DESCRIPTION OF SYMBOLS 1 AC generator 2 Rectifying / smoothing circuit 3a Bridge type inverter circuit 5 Current detection circuit 7 Frequency divider (frequency lowering means) 8 Sine wave conversion circuit (sine wave reference signal forming circuit) 11 PWM (switching control circuit) R31, R32 current Detection resistor (current detector)

Claims (2)

[Claims] 1. A portable AC power supply device configured to rectify and smooth an alternating current output from a generator main output winding, and output a direct current obtained as an alternating current output of a predetermined frequency through an inverter circuit. A reference signal forming circuit that outputs a reference signal of the predetermined frequency; a switching control circuit that forms an AC output of the predetermined frequency by driving the inverter circuit based on the reference signal to detect a load current; A current detection circuit, an overload detection circuit for detecting whether or not an overload state is present by the load current signal, and a frequency lowering means for automatically lowering the frequency of the reference signal when an overload state is detected. A portable AC power supply characterized by being provided. 2. A bridge type inverter circuit for switching control of the output of a DC power supply circuit, a sine wave forming circuit for outputting a sine wave reference signal of a predetermined frequency, and a pulse width modulation for inputting this sine wave reference signal. A pulse width modulation circuit for outputting a PWM signal, and a switching control circuit for performing a switching operation of the bridge type inverter circuit based on the PWM signal output from the pulse width modulation circuit,
A portable AC power supply device, comprising: an output circuit that shapes the output of the bridge-type inverter circuit and outputs a sinusoidal AC power.

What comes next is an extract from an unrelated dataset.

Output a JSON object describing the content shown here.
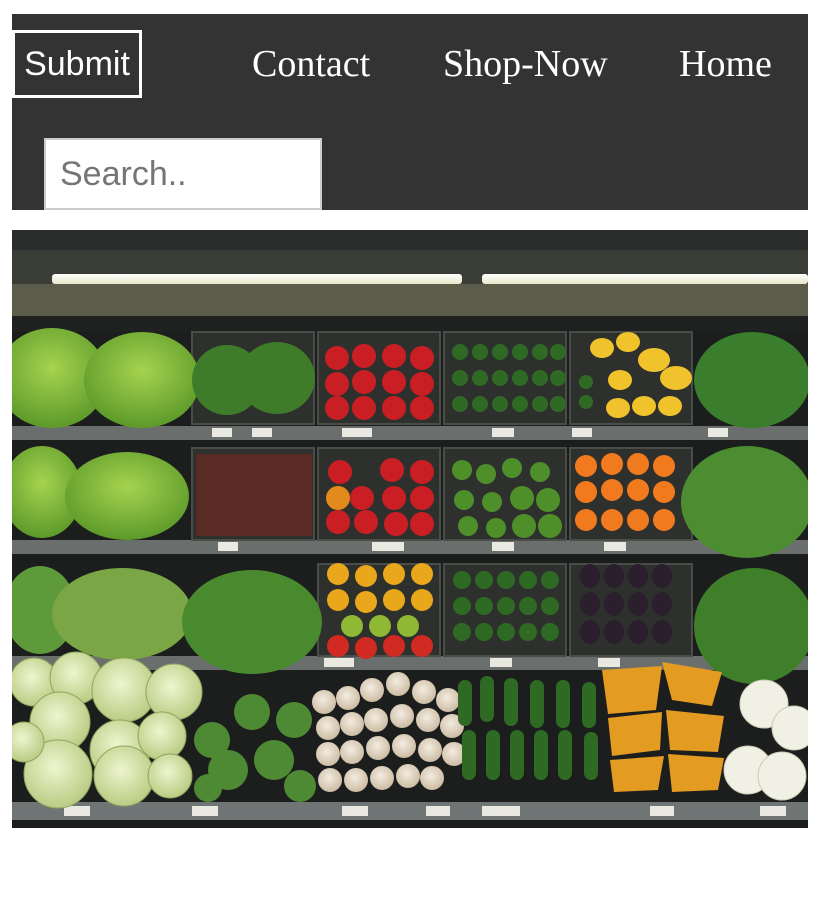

It is possible to detect whether or not an overload condition exists by superimposing a pair of current detectors, one end of each of which is connected to a common line, and a pair of load current signals detected by the pair of current detectors. A portable AC power supply device comprising: an overload detection circuit; and a frequency lowering means for automatically lowering the frequency of the reference signal when an overload condition is detected.